Further, the Bible is clear that changing the spiritual, invisible God into the physical image of a man is a sign of a foolish and darkened heart in addition to being a knowing denial of the only true and living God the Creator, isn’t it?

“Because that, when they knew God, they glorified him not as God, neither were thankful; but became vain in their imaginations, and their foolish heart was darkened. Professing themselves to be wise, they became fools, and changed the glory of the uncorruptible God INTO AN IMAGE MADE LIKE TO CORRUPTIBLE MAN…”
(Romans 1:21-23b KJV caps added for emphasis)

In addition, they will point to Jesus Christ and say, “Oh yeah, well what about Jesus Christ, are you going to tell us that He isn’t an exalted man? And the simple answer is, ‘Why yes, Christ’s human nature most certainly is! However, Christ’s divine nature never has been a man, it is spirit just as the Bible says. Thus, Jesus Christ is both fully God and fully man just as the Apostle Paul said:

“Let this mind be in you, which was also in Christ Jesus: Who, being in the form of God, thought it not robbery to be equal with God: But made himself of no reputation, and took upon him the form of a servant, and was made in the likeness of men: And being found in fashion as a man, he humbled himself, and became obedient unto death, even the death of the cross.”
(Philippians 2:5-8 KJV)’

Thus, the quick and easy response to this particular Latter-day Saint argument is simple: Simply ask them to show you from the Bible where it says the same of Heavenly Father.
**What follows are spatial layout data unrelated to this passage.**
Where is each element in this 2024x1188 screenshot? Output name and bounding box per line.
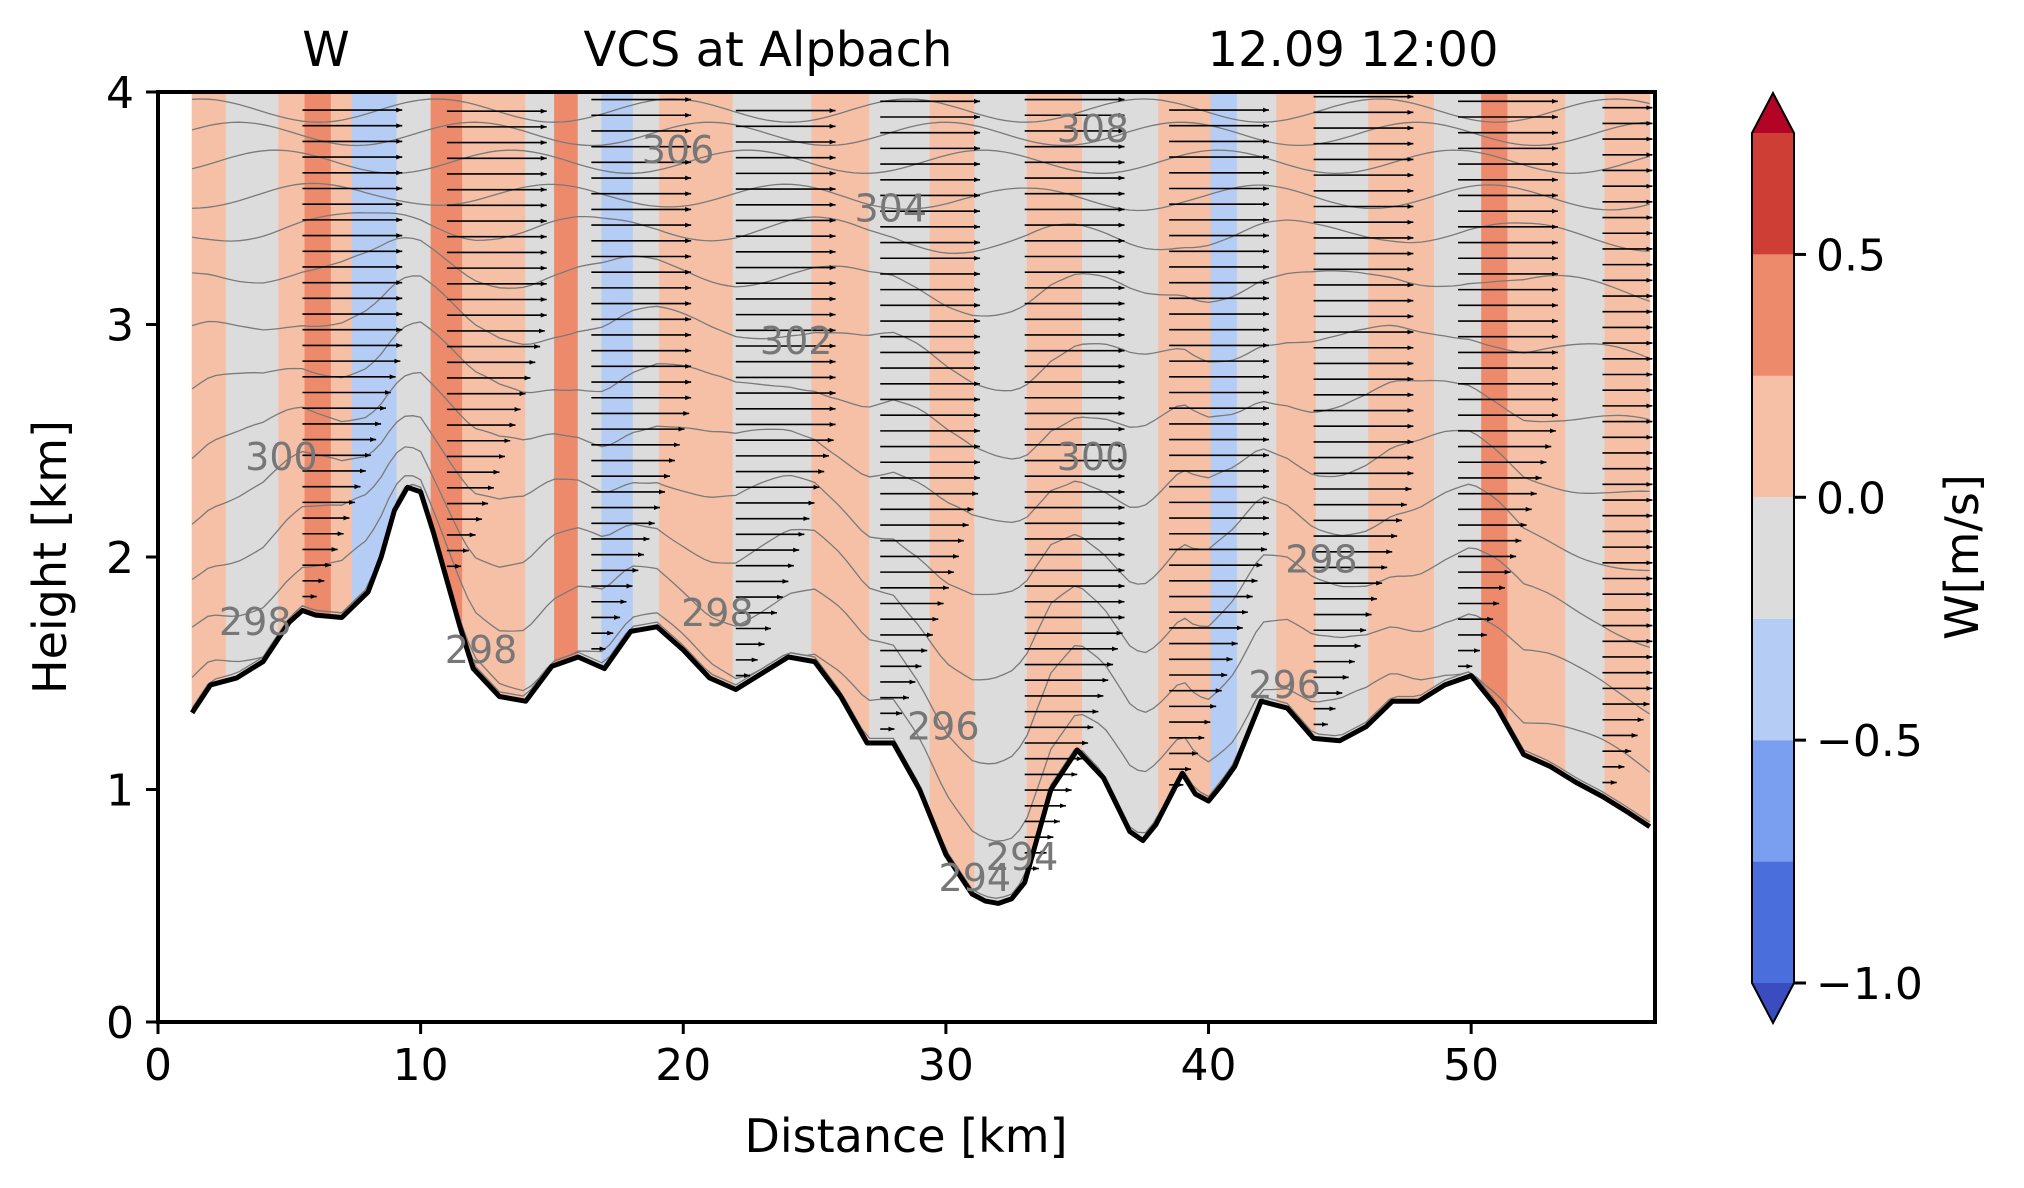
colorbar-swatch-4 bbox=[1752, 375, 1794, 498]
theta-line bbox=[191, 275, 1650, 392]
y-tick-label-0: 0 bbox=[106, 998, 134, 1049]
colorbar-swatch-0 bbox=[1752, 861, 1794, 983]
theta-label-0: 300 bbox=[245, 435, 318, 479]
title-right-timestamp: 12.09 12:00 bbox=[1208, 22, 1499, 78]
colorbar-extend-min bbox=[1752, 983, 1794, 1023]
w-band-4 bbox=[330, 92, 353, 618]
colorbar-swatch-2 bbox=[1752, 618, 1794, 741]
w-band-8 bbox=[462, 92, 527, 702]
w-band-2 bbox=[278, 92, 306, 640]
wind-vectors bbox=[302, 94, 1653, 871]
theta-label-7: 296 bbox=[907, 705, 980, 749]
x-tick-label-30: 30 bbox=[918, 1040, 974, 1091]
theta-label-1: 298 bbox=[219, 600, 292, 644]
w-contour-fill bbox=[191, 92, 1651, 904]
y-tick-label-3: 3 bbox=[106, 301, 134, 352]
w-band-3 bbox=[304, 92, 332, 618]
x-tick-label-50: 50 bbox=[1443, 1040, 1499, 1091]
colorbar: −1.0 −0.5 0.0 0.5 bbox=[1751, 90, 1923, 1026]
colorbar-tick-label-2: 0.0 bbox=[1816, 473, 1886, 524]
y-axis: 0 1 2 3 4 bbox=[106, 68, 158, 1049]
colorbar-swatch-3 bbox=[1752, 497, 1794, 619]
w-band-26 bbox=[1315, 92, 1370, 742]
theta-line bbox=[191, 415, 1650, 596]
w-band-31 bbox=[1565, 92, 1606, 799]
theta-label-5: 302 bbox=[760, 319, 833, 363]
theta-line bbox=[192, 236, 1650, 317]
w-band-24 bbox=[1236, 92, 1278, 760]
colorbar-tick-label-3: 0.5 bbox=[1816, 230, 1886, 281]
x-axis-label: Distance [km] bbox=[744, 1109, 1067, 1163]
theta-line bbox=[191, 121, 1650, 147]
theta-line bbox=[191, 446, 1650, 681]
theta-label-11: 300 bbox=[1057, 435, 1130, 479]
theta-label-12: 298 bbox=[1285, 537, 1358, 581]
theta-label-8: 294 bbox=[939, 856, 1012, 900]
colorbar-extend-max bbox=[1752, 93, 1794, 133]
w-band-30 bbox=[1507, 92, 1567, 777]
theta-contours bbox=[191, 98, 1651, 899]
y-tick-label-1: 1 bbox=[106, 766, 134, 817]
theta-label-10: 308 bbox=[1057, 107, 1130, 151]
colorbar-tick-label-1: −0.5 bbox=[1816, 716, 1923, 767]
w-band-27 bbox=[1368, 92, 1435, 726]
theta-line bbox=[191, 475, 1651, 765]
x-tick-label-20: 20 bbox=[655, 1040, 711, 1091]
w-band-25 bbox=[1276, 92, 1317, 740]
theta-label-4: 304 bbox=[854, 186, 927, 230]
w-band-23 bbox=[1210, 92, 1238, 800]
theta-line bbox=[191, 321, 1650, 460]
w-band-19 bbox=[974, 92, 1028, 904]
w-band-29 bbox=[1481, 92, 1509, 729]
colorbar-label: W[m/s] bbox=[1935, 474, 1989, 640]
x-tick-label-0: 0 bbox=[144, 1040, 172, 1091]
colorbar-tick-label-0: −1.0 bbox=[1816, 959, 1923, 1010]
theta-line bbox=[192, 98, 1650, 123]
colorbar-swatch-5 bbox=[1752, 254, 1794, 376]
theta-label-3: 306 bbox=[642, 128, 715, 172]
theta-line bbox=[192, 182, 1650, 212]
colorbar-swatch-1 bbox=[1752, 740, 1794, 862]
w-band-1 bbox=[225, 92, 280, 682]
theta-line bbox=[191, 371, 1650, 524]
chart-title: VCS at Alpbach bbox=[584, 22, 953, 78]
colorbar-swatch-6 bbox=[1752, 133, 1794, 255]
w-band-28 bbox=[1433, 92, 1483, 693]
theta-line bbox=[191, 149, 1650, 175]
w-band-10 bbox=[554, 92, 579, 667]
title-left: W bbox=[302, 22, 349, 78]
y-axis-label: Height [km] bbox=[23, 420, 77, 694]
y-tick-label-4: 4 bbox=[106, 68, 134, 119]
theta-label-13: 296 bbox=[1248, 663, 1321, 707]
x-tick-label-10: 10 bbox=[393, 1040, 449, 1091]
w-band-9 bbox=[525, 92, 556, 703]
x-tick-label-40: 40 bbox=[1181, 1040, 1237, 1091]
x-axis: 0 10 20 30 40 50 bbox=[144, 1022, 1499, 1091]
theta-label-6: 298 bbox=[681, 591, 754, 635]
y-tick-label-2: 2 bbox=[106, 533, 134, 584]
theta-label-9: 294 bbox=[986, 835, 1059, 879]
theta-line bbox=[192, 212, 1650, 254]
theta-label-2: 298 bbox=[445, 628, 518, 672]
terrain-line bbox=[190, 484, 1652, 906]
That is, where does it say that He ever condescended from His divinity, made himself of no reputation, and took upon him the form of a servant, and was made in the likeness of men? I can save you some time, it doesn’t. Anywhere.
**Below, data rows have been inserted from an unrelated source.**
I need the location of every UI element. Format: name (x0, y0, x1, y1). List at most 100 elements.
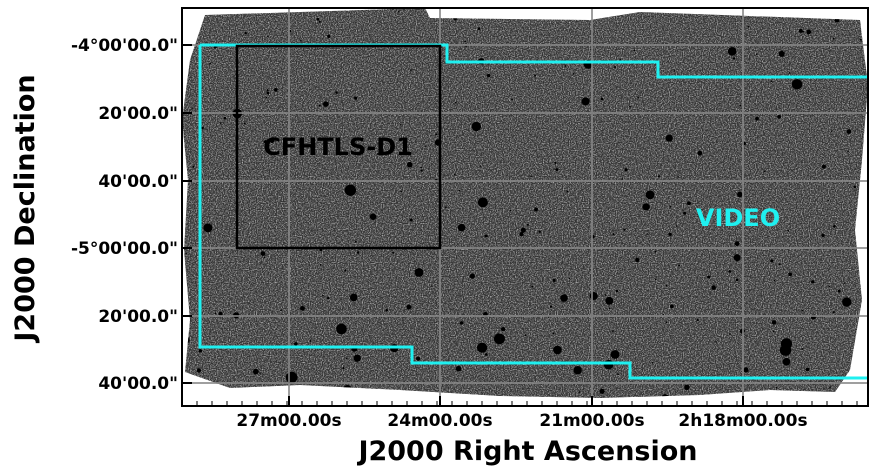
star (859, 38, 862, 41)
star (581, 97, 590, 106)
x-tick-label: 2h18m00.00s (678, 411, 807, 431)
star (354, 96, 358, 100)
star (830, 130, 833, 132)
star (621, 178, 623, 180)
star (603, 359, 614, 370)
star (494, 333, 505, 345)
star (454, 101, 457, 104)
star (237, 403, 239, 405)
star (500, 9, 503, 12)
star (184, 372, 186, 375)
star (623, 228, 626, 231)
y-tick-label: 20'00.0" (98, 307, 178, 327)
star (191, 107, 193, 109)
star (788, 272, 793, 277)
star (683, 211, 687, 215)
star (669, 205, 672, 208)
star (837, 289, 841, 293)
star (453, 16, 458, 21)
star (326, 296, 330, 300)
star (629, 105, 631, 108)
star (244, 31, 247, 35)
star (400, 123, 402, 126)
star (344, 269, 347, 272)
star (654, 250, 657, 253)
star (600, 97, 604, 101)
star (280, 309, 282, 312)
star (678, 264, 681, 267)
star (464, 40, 467, 43)
star (259, 372, 261, 374)
star (805, 367, 810, 372)
star (319, 248, 323, 252)
star (192, 165, 195, 168)
star (715, 341, 717, 343)
star (733, 254, 741, 262)
star (309, 340, 312, 342)
star (697, 150, 703, 156)
star (665, 134, 673, 142)
star (613, 65, 617, 68)
star (484, 353, 488, 356)
star (316, 17, 320, 21)
star (285, 371, 298, 384)
star (635, 257, 640, 263)
star (788, 72, 791, 74)
star (416, 356, 421, 361)
star (572, 72, 575, 75)
x-tick-label: 24m00.00s (387, 411, 492, 431)
star (376, 152, 379, 155)
star (511, 98, 513, 101)
star (322, 294, 324, 297)
star (477, 197, 488, 208)
star (732, 57, 736, 60)
star (782, 357, 791, 366)
star (566, 190, 569, 193)
star (549, 305, 553, 308)
star (612, 233, 615, 236)
star (661, 394, 669, 398)
star (552, 332, 555, 335)
star (684, 384, 690, 391)
star (192, 402, 194, 404)
star (665, 321, 668, 324)
star (530, 175, 532, 178)
star (201, 126, 204, 130)
star (844, 282, 846, 284)
star (612, 330, 614, 332)
star (676, 225, 678, 227)
star (335, 91, 338, 94)
star (739, 104, 742, 107)
star (651, 361, 654, 364)
star (801, 309, 804, 312)
star (821, 233, 825, 238)
star (791, 79, 803, 90)
star (353, 354, 361, 362)
star (420, 166, 422, 169)
star (260, 251, 266, 256)
star (263, 256, 266, 259)
star (274, 88, 278, 92)
star (484, 234, 488, 238)
star (771, 320, 777, 325)
star (778, 263, 781, 266)
star (832, 311, 835, 314)
plot-frame (181, 7, 869, 407)
star (457, 223, 466, 232)
star (787, 229, 790, 232)
star (610, 350, 620, 359)
star (743, 367, 749, 373)
star (214, 312, 217, 315)
star (400, 190, 403, 193)
star (773, 279, 776, 282)
annotation: VIDEO (696, 204, 780, 232)
star (319, 264, 322, 266)
star (210, 397, 213, 398)
star (500, 327, 506, 332)
star (344, 184, 357, 196)
star (775, 387, 778, 389)
star (834, 17, 840, 23)
star (578, 391, 581, 393)
star (555, 168, 559, 172)
star (327, 34, 331, 39)
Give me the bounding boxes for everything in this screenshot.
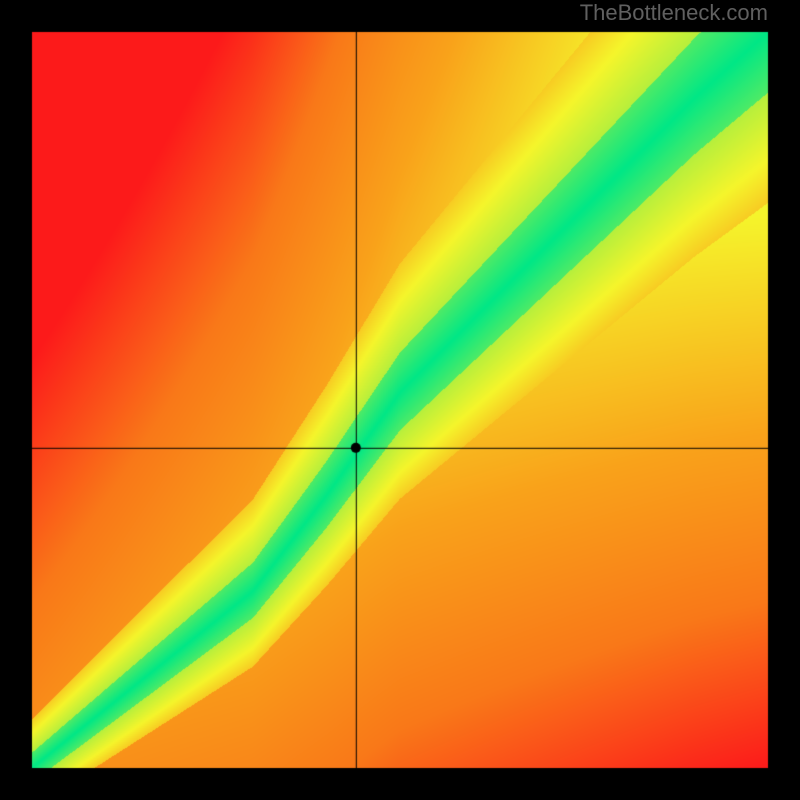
bottleneck-heatmap-canvas xyxy=(0,0,800,800)
watermark-text: TheBottleneck.com xyxy=(580,0,768,26)
chart-container: TheBottleneck.com xyxy=(0,0,800,800)
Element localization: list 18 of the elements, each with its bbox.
So can you now see the gas lighting obfuscation that the LdS Church and its Apologists engage in here? They start with the conclusion that God, “has a body of flesh and bones as tangible as man’s” and then try bending the facts to fit it (hoping that no one will scrutinize, let alone notice it, of course) rather than simply letting the evidence lead them to the conclusion.  That, my friends, is Mormon Apologetics in a nutshell.

But stated plainly, as soon as you brush away the Mormon Apologetic smokes and mirrors, current Brighamite Latter-day Saint theology is neither Trinitarian nor monotheistic, no matter how much, “See we’re monotheists, just like you, just in a different kind of way!” sleight of hand and pontificating that they may do. Logically, and rationally, it is simply not possible, is it? 

You have the word of Mormon Leaders on it.